Cluster Nodes Status

A list of nodes with an On/Off indicator.

How to use it

  • Confirm all expected nodes are On.
  • If a node is Off, you’ll likely see fewer GPUs available and missing metrics.

Number of Nodes / Cluster GPU Count

Two quick totals:

  • Number of Nodes: how many nodes are online/registered.
  • Cluster GPU Count: total GPUs detected across the cluster.

How to use it

  • Use these to quickly validate cluster capacity (especially after maintenance or scaling events).

Available GPUs

A grouped list of GPUs by node, useful for fast scheduling decisions.

How to use it

  • Pick a GPU on a node that is On and shows up as Available.
  • If your workload requires a specific model (e.g., H200), confirm it appears here before launching.
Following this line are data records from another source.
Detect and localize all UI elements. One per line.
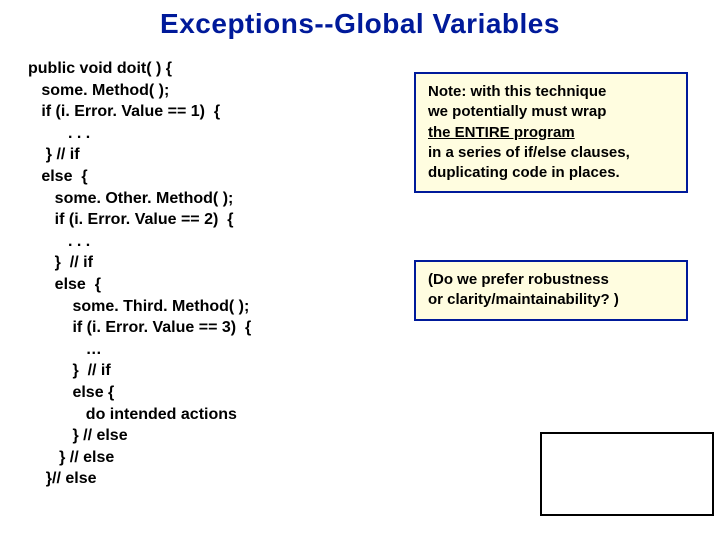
note-line: (Do we prefer robustness <box>428 271 609 288</box>
note-line: Note: with this technique <box>428 83 606 100</box>
page-title: Exceptions--Global Variables <box>0 0 720 40</box>
note-question: (Do we prefer robustness or clarity/main… <box>414 260 688 321</box>
code-block: public void doit( ) { some. Method( ); i… <box>28 58 251 490</box>
note-line-underlined: the ENTIRE program <box>428 124 575 141</box>
note-line: we potentially must wrap <box>428 103 606 120</box>
note-line: or clarity/maintainability? ) <box>428 291 619 308</box>
note-technique: Note: with this technique we potentially… <box>414 72 688 193</box>
empty-placeholder-box <box>540 432 714 516</box>
note-line: duplicating code in places. <box>428 164 620 181</box>
note-line: in a series of if/else clauses, <box>428 144 630 161</box>
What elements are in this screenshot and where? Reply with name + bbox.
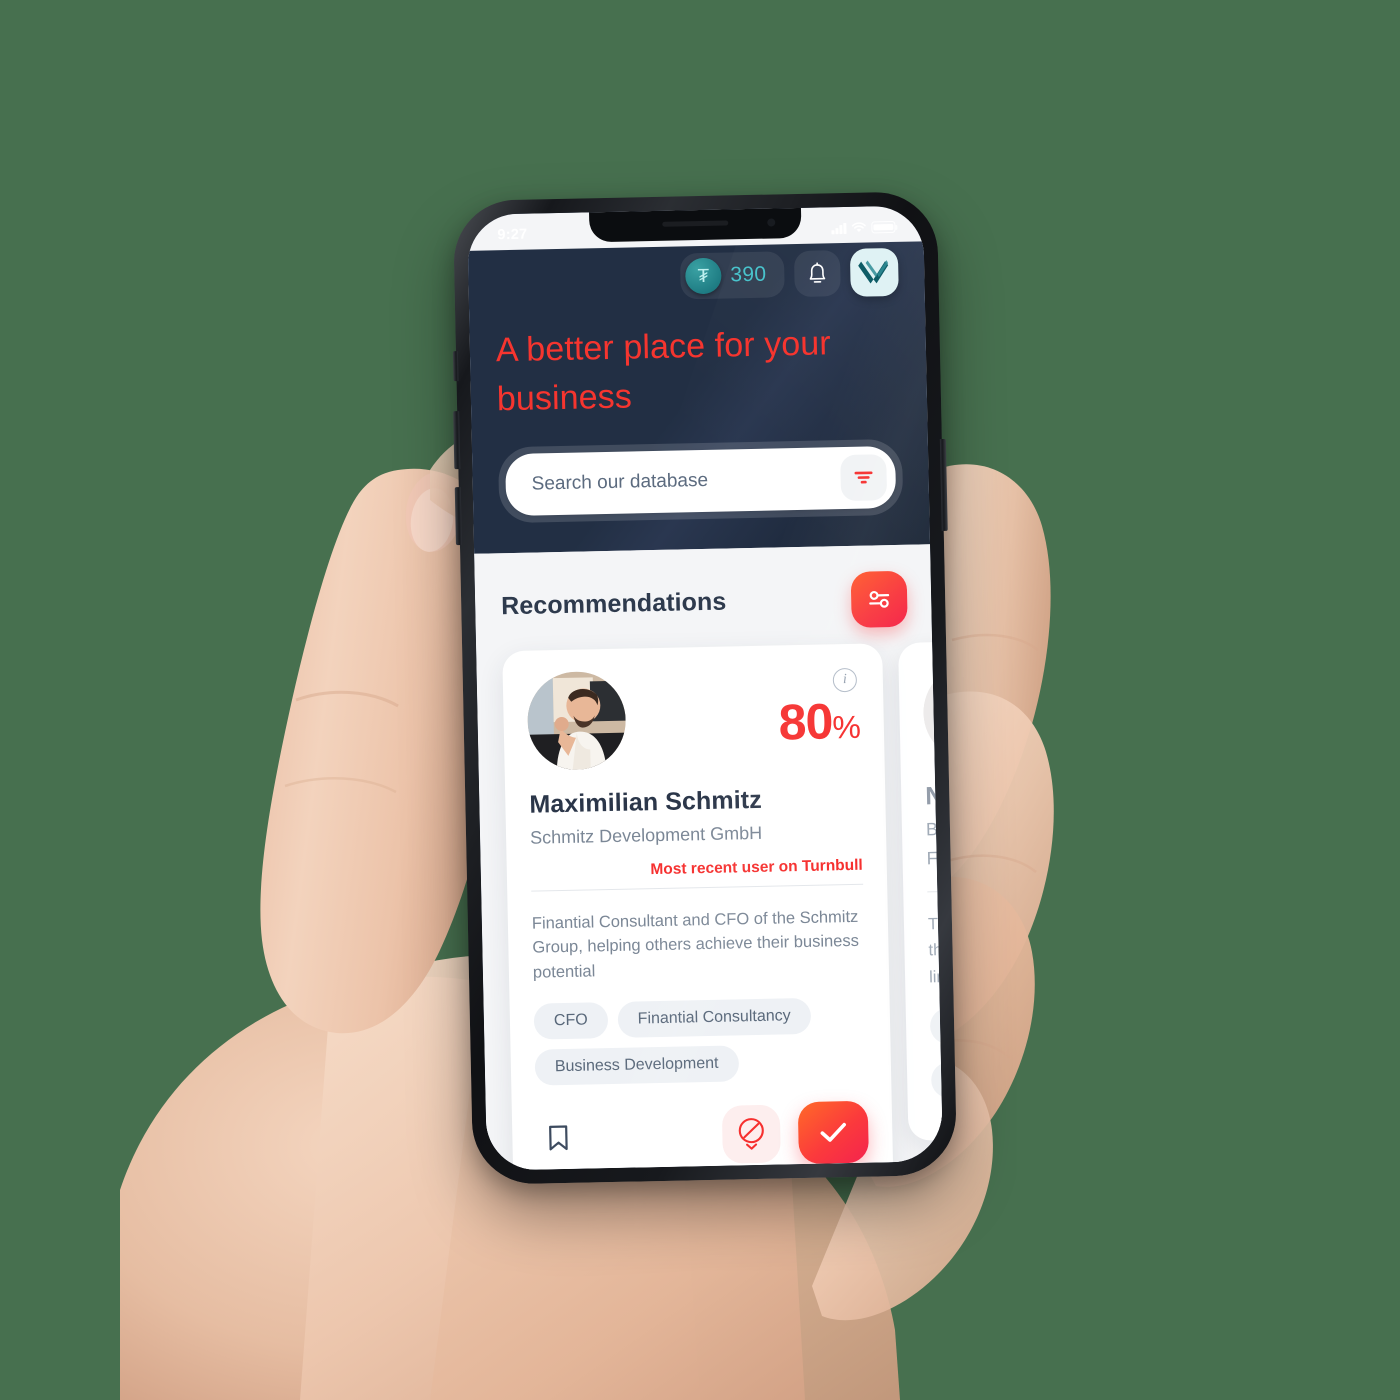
volume-down-button[interactable] — [454, 487, 462, 546]
recommendation-card[interactable]: i 80% Maximilian Schmitz Schmitz Develop… — [502, 642, 894, 1171]
status-time: 9:27 — [497, 226, 528, 244]
notifications-button[interactable] — [793, 250, 841, 298]
bookmark-icon — [549, 1125, 568, 1151]
notch — [589, 207, 802, 243]
person-name: Maximilian Schmitz — [529, 785, 763, 819]
tag-list: CFO Finantial Consultancy Business Devel… — [533, 997, 868, 1086]
app-header: ₮ 390 A better place for your business S… — [467, 241, 931, 554]
search-bar-inner — [505, 445, 897, 516]
card-top: i 80% — [526, 665, 861, 771]
filter-funnel-icon — [854, 471, 873, 484]
recommendation-cards-rail[interactable]: i 80% Maximilian Schmitz Schmitz Develop… — [476, 634, 943, 1171]
person-bio: Finantial Consultant and CFO of the Schm… — [531, 907, 860, 982]
card-actions — [932, 1113, 943, 1140]
signal-bars-icon — [831, 222, 847, 234]
card-actions — [536, 1100, 870, 1171]
search-input[interactable] — [531, 466, 841, 496]
mute-switch[interactable] — [452, 351, 459, 382]
divider — [531, 883, 864, 892]
search-filter-button[interactable] — [840, 453, 888, 501]
app-logo-button[interactable] — [849, 247, 899, 297]
bookmark-button[interactable] — [536, 1116, 581, 1161]
section-header: Recommendations — [474, 544, 932, 652]
chevron-v-logo-icon — [858, 260, 889, 284]
avatar-photo — [526, 670, 627, 771]
coin-balance-pill[interactable]: ₮ 390 — [679, 251, 785, 300]
person-company: Schmitz Development GmbH — [529, 822, 763, 848]
screenshot-stage: 9:27 ₮ 390 A better place for your busin… — [0, 0, 1400, 1400]
match-percentage: 80% — [778, 692, 861, 751]
reject-circle-icon — [738, 1117, 764, 1150]
power-button[interactable] — [939, 438, 948, 532]
volume-up-button[interactable] — [453, 411, 461, 470]
section-title: Recommendations — [500, 587, 727, 621]
phone-screen: 9:27 ₮ 390 A better place for your busin… — [467, 205, 943, 1171]
tag[interactable]: CFO — [533, 1001, 609, 1040]
battery-icon — [871, 221, 896, 234]
check-icon — [820, 1122, 846, 1142]
earpiece-speaker-icon — [662, 220, 729, 227]
status-badge: Most recent user on Turnbull — [650, 856, 863, 878]
app-root: 9:27 ₮ 390 A better place for your busin… — [467, 205, 943, 1171]
match-unit: % — [832, 708, 861, 745]
tag[interactable]: Business Development — [534, 1045, 739, 1086]
accept-button[interactable] — [797, 1100, 869, 1164]
coin-icon: ₮ — [685, 257, 722, 295]
front-camera-icon — [767, 218, 776, 227]
tag[interactable]: Finantial Consultancy — [617, 997, 812, 1038]
page-title: A better place for your business — [495, 324, 832, 419]
search-bar — [497, 438, 904, 523]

Performance and health charts

GPU Power Usage

A time-series chart of GPU power draw.

How to use it

  • Rising power usually correlates with workload ramp-up.
  • Sudden drops can indicate a job completed, stopped, or failed.
  • Compare multiple GPUs to spot imbalance or abnormal behaviour.

GPU Cluster Utilization

A time-series view of utilisation trends over time.

How to use it

  • Spot busy periods, idle windows, and spikes.
  • If utilisation is constantly near 0, the cluster may be under-used or jobs are not being scheduled correctly.

GPU Temperature

A time-series chart showing GPU temperature per device.

How to use it

  • Watch for sustained increases or outliers (one GPU significantly hotter than others).
  • If temperatures trend upward during a job, consider:
    • checking airflow/cooling on that node
    • reducing concurrency
    • investigating power limits / fan profiles (admin-side)

Good practice: treat temperature outliers as an early warning. Address them before performance throttling occurs.


Network Traffic (Recv / Trans)

A time-series chart of network throughput, typically receive and transmit per node/IP.

How to use it

  • High network traffic may indicate:
    • dataset loading
    • distributed training / multi-node communication
    • heavy file sync or downloads
  • Very low traffic during expected distributed workloads can indicate connectivity or configuration issues.

Common tasks

1 Find GPUs to run a job

  1. Check GPU Utilization for near-idle GPUs.
  2. Confirm Available GPUs includes the model you need.
  3. Verify memory headroom via GPU Memory Used.

2 Diagnose “slow training”

  • Check if utilisation is low but memory is high (possible bottleneck, idle kernels, or data pipeline issue).
  • Look at Network Traffic for data-loading bottlenecks.
  • Review Power Usage (flat/low power often correlates with low compute activity).

3 Watch for overheating / throttling risk

  • Use GPU Temperature to detect rising trends and outliers.
  • Cross-check Power Usage and Utilization to understand what’s driving heat.

Tips

  • Use the Dashboard first to observe, then jump to Cluster Manager for actions.
  • For the most accurate interpretation, always consider utilisation + memory + power together.
  • If a GPU looks “busy” but no job should be running, check for long-lived processes or stale containers.